4. Remember your self-image is who you are in Christ not what you do;

This is the balance to a deep understanding of our call. We are called to be a pastor, but being a pastor is not our core identity. We need to remember that we are children of God first. We, as pastors/missionaries, are the sheep of God’s hand. We need to separate our core identity, of who I am, from our particular work of being a pastor. We also need to know what our special spiritual giftedness is and how we use those gifts in our daily ministry. Good questions to ask yourself in this area are “When am I not a Pastor?” and, “In what areas or times of my life am I simply a child of God?”

All of these strategies are building to the last three which are the most crucial for a healthy ministry life. Without these there would be no opportunity to do the other seven.


3. Take A Regular Day Off. A Sabbath Day

Do you take a day off? Do you have a Sabbath Day? These are not necessarily the same. We need time off from work to do the normal things of life: taking care of our personal business, house or yard work, time with our spouse and time with our children. But we also need Sabbath time, that special time set apart for not doing creative work, for sitting at the feet of Jesus and just listening to him. We need time for prayer, reading, sleep, rest, feasting, time for our spouses or families, time to Sabbath or Stop what our normal days are and rest. In the church we have neglected Sabbath to our detriment, and we need to recover a healthy Sabbath practice.

2. Maintain A Vibrant Marital Life

Along with taking Sabbath time, which is more on the spiritual side of things, we need to make our spouse a priority in our lives. To often they get put aside so that we can care for our mistress, the church. We need to remember that our marriage comes before our ministry and in many ways is the bedrock of our life and ministry. We need to take time to share, talk with our spouse about the things of our heart: What excites us, what moves us, what are our dreams and visions. We also need to remember to make love with our spouse. This is more than having sex on a regular basis. This is taking time to be romantic, and encouraging to him or her. We must listen to their heart, their dreams, their visions and celebrate that with them. It is important to not talk church or ministry all the time, go out for fun, relax and leave the church at the office. All of this is true for our families, our children or grandchildren as well. Part of finishing well for me is that I have a strong, vibrant, healthy, exciting, growing relationship with my wife and also my children, as much as it depends on me. At the end of our lives we should be more in love with our spouse than the day we walked down the aisle to say our “I do’s.”

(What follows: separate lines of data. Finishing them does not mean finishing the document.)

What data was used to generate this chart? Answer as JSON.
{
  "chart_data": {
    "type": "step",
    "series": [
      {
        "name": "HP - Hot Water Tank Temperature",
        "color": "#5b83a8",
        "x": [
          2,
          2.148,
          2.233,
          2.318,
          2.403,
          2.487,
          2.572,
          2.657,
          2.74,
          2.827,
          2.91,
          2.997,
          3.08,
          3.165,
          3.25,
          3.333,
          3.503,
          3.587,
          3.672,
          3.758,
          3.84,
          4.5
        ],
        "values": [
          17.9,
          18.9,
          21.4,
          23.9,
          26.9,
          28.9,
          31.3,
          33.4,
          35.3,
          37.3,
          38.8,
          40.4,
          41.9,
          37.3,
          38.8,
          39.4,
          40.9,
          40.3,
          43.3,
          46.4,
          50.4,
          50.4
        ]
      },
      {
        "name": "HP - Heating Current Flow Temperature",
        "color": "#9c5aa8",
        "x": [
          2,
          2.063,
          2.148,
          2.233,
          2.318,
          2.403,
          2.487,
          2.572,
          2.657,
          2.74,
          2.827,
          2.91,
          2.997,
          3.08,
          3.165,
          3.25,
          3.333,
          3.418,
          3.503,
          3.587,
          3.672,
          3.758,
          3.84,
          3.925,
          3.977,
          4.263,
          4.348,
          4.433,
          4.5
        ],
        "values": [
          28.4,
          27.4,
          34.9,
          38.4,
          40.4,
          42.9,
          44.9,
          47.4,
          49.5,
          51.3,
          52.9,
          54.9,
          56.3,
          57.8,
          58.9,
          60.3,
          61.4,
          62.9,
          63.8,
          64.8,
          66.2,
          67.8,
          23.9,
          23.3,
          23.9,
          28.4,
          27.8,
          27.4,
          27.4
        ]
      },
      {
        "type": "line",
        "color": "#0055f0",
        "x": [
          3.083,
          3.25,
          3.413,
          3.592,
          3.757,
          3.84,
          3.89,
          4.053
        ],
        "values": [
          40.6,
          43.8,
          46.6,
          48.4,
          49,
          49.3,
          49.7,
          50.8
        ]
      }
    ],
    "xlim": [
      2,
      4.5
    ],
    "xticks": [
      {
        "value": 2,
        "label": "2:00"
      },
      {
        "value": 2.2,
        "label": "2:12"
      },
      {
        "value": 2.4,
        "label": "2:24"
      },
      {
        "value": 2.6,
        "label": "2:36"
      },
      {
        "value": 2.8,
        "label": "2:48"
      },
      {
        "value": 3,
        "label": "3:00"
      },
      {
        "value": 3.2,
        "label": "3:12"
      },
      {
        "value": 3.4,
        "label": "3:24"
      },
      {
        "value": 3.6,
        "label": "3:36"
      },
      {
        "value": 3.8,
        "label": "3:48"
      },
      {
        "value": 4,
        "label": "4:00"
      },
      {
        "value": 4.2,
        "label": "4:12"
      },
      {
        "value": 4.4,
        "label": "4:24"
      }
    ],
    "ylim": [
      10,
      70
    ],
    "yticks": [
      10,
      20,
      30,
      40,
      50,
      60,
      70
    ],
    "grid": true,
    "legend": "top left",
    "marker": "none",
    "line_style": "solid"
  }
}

1. Maintain A Vibrant Healthy Relationship with God, Father, Son, Holy Spirit

Here is the absolute key strategy for long term ministry. Our relationship with God, the Father, Son and Holy Spirit is the spark of our life and ministry. We need to be in prayer and dialog with him on a regular basis. We need to put time with him into our calendar as the most important part of any day or week. I believe that to finish well in ministry means to end our ministries, and end our life with a strong, vibrant, healthy, exciting, growing, relationship with God that is beyond our wildest imagination. He has promised to form Christ in us and to form us into his image and that should be our daily, weekly, yearly and life long goal. Nothing else compares to this. We should be willing to give up ministry if it interferes with our relationship with God.

There they are in a short fashion. Ten strategies that if practiced in our lives and ministry will help us to stay in ministry for the long haul. They will help us to stay healthy emotionally and spiritually. And if there comes dark times or difficult seasons, they can also help us go through that valley until we find ourselves on the other side lying down in green pastures.